Immunodeficiency. 1995;5(3):193-211.
We have previously described a new type of selective T-cell deficiency (STD) characterized by persistent infections reminiscent of severe combined immunodeficiency (SCID). We show here that STD patients carry a mutation of zap-70 resulting in a loss of the activity of this kinase. The thymus of zap-70-/- patients shows the presence of CD4CD8 double positive cells in the cortex, however, only CD4 but not CD8 single positive cells are present in the medulla. Peripheral CD4+ T cells from the zap-70-/- exhibit markedly reduced tyrosine phosphorylation, fail to produce IL-2, and do not proliferate in response to TCR stimulation by mitogens or antigens. Thus Zap-70 kinase appears to be indispensable for the development of CD8 single positive T cells as well as for signal transduction and function of single positive CD4 T cells.

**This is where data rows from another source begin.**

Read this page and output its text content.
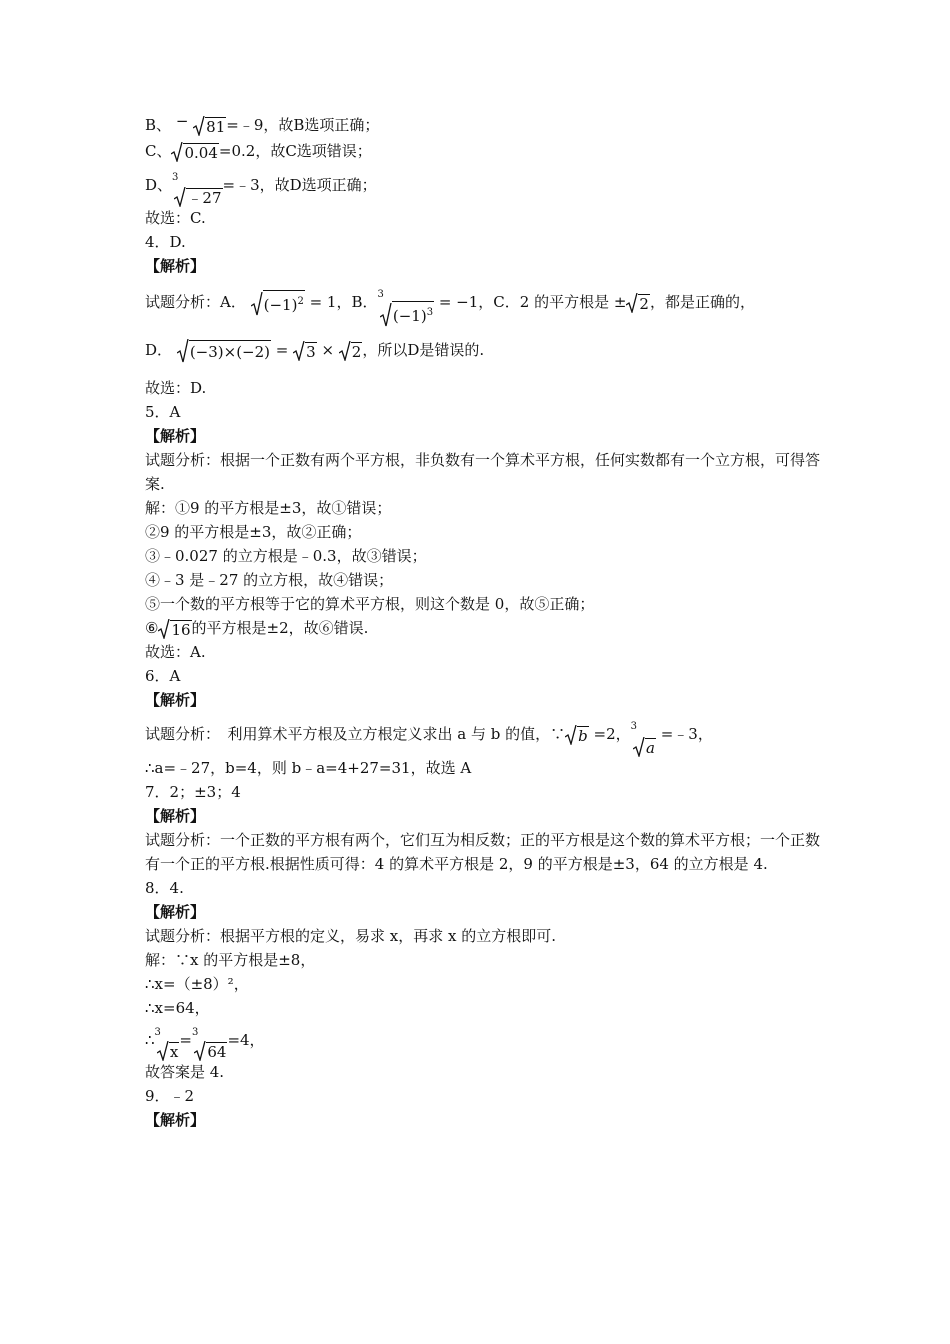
B、 − 81 =﹣9，故B选项正确；
C、 0.04 =0.2，故C选项错误；
D、 3
﹣27
=﹣3，故D选项正确；
故选：C.
4．D.
【解析】
试题分析：A． $(-1)^2 = 1$，B． 3
$(-1)^3$
= −1，C．2 的平方根是 ± 2 ，都是正确的，
D． (−3)×(−2) = 3 × 2 ，所以D是错误的.
故选：D.
5．A
【解析】
试题分析：根据一个正数有两个平方根，非负数有一个算术平方根，任何实数都有一个立方根，可得答案.
解：①9 的平方根是±3，故①错误；
②9 的平方根是±3，故②正确；
③﹣0.027 的立方根是﹣0.3，故③错误；
④﹣3 是﹣27 的立方根，故④错误；
⑤一个数的平方根等于它的算术平方根，则这个数是 0，故⑤正确；
⑥ 16 的平方根是±2，故⑥错误.
故选：A.
6．A
【解析】
试题分析：　利用算术平方根及立方根定义求出 a 与 b 的值，∵ b =2， 3
a
=﹣3，
∴a=﹣27，b=4，则 b﹣a=4+27=31，故选 A
7．2；±3；4
【解析】
试题分析：一个正数的平方根有两个，它们互为相反数；正的平方根是这个数的算术平方根；一个正数有一个正的平方根.根据性质可得：4 的算术平方根是 2，9 的平方根是±3，64 的立方根是 4.
8．4.
【解析】
试题分析：根据平方根的定义，易求 x，再求 x 的立方根即可.
解：∵x 的平方根是±8，
∴x=（±8）²，
∴x=64，
∴ 3
x
= 3
64
=4，
故答案是 4.
9．﹣2
【解析】
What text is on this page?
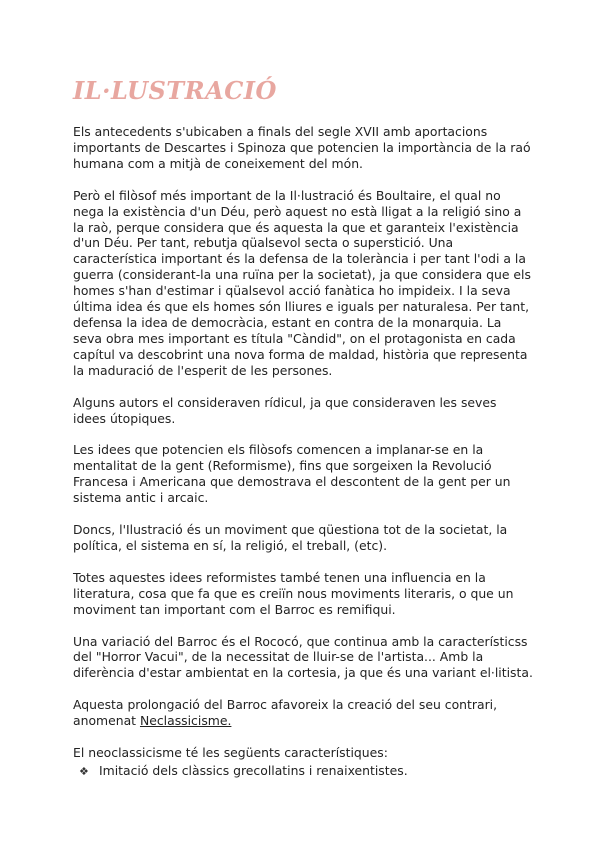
IL·LUSTRACIÓ

Els antecedents s'ubicaben a finals del segle XVII amb aportacions importants de Descartes i Spinoza que potencien la importància de la raó humana com a mitjà de coneixement del món.

Però el filòsof més important de la Il·lustració és Boultaire, el qual no nega la existència d'un Déu, però aquest no està lligat a la religió sino a la raò, perque considera que és aquesta la que et garanteix l'existència d'un Déu. Per tant, rebutja qüalsevol secta o superstició. Una característica important és la defensa de la tolerància i per tant l'odi a la guerra (considerant-la una ruïna per la societat), ja que considera que els homes s'han d'estimar i qüalsevol acció fanàtica ho impideix. I la seva última idea és que els homes són lliures e iguals per naturalesa. Per tant, defensa la idea de democràcia, estant en contra de la monarquia. La seva obra mes important es títula "Càndid", on el protagonista en cada capítul va descobrint una nova forma de maldad, història que representa la maduració de l'esperit de les persones.

Alguns autors el consideraven rídicul, ja que consideraven les seves idees útopiques.

Les idees que potencien els filòsofs comencen a implanar-se en la mentalitat de la gent (Reformisme), fins que sorgeixen la Revolució Francesa i Americana que demostrava el descontent de la gent per un sistema antic i arcaic.

Doncs, l'Ilustració és un moviment que qüestiona tot de la societat, la política, el sistema en sí, la religió, el treball, (etc).

Totes aquestes idees reformistes també tenen una influencia en la literatura, cosa que fa que es creiïn nous moviments literaris, o que un moviment tan important com el Barroc es remifiqui.

Una variació del Barroc és el Rococó, que continua amb la característicss del "Horror Vacui", de la necessitat de lluir-se de l'artista... Amb la diferència d'estar ambientat en la cortesia, ja que és una variant el·litista.

Aquesta prolongació del Barroc afavoreix la creació del seu contrari, anomenat Neclassicisme.

El neoclassicisme té les següents característiques:

❖ Imitació dels clàssics grecollatins i renaixentistes.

我们之前描述过一种新型的选择性T细胞缺陷(STD),其特征是持续感染,类似于严重联合免疫缺陷(SCID)。我们在此表明,STD患者携带zap - 70突变,导致该激酶活性丧失。zap - 70基因敲除患者的胸腺在皮质中显示存在CD4CD8双阳性细胞,然而,在髓质中仅存在CD4单阳性细胞,而不存在CD8单阳性细胞。来自zap - 70基因敲除患者的外周CD4 + T细胞酪氨酸磷酸化明显减少,无法产生白细胞介素-2,并且在有丝分裂原或抗原刺激TCR时不增殖。因此,Zap - 70激酶对于CD8单阳性T细胞的发育以及单阳性CD4 T细胞的信号转导和功能似乎是不可或缺的。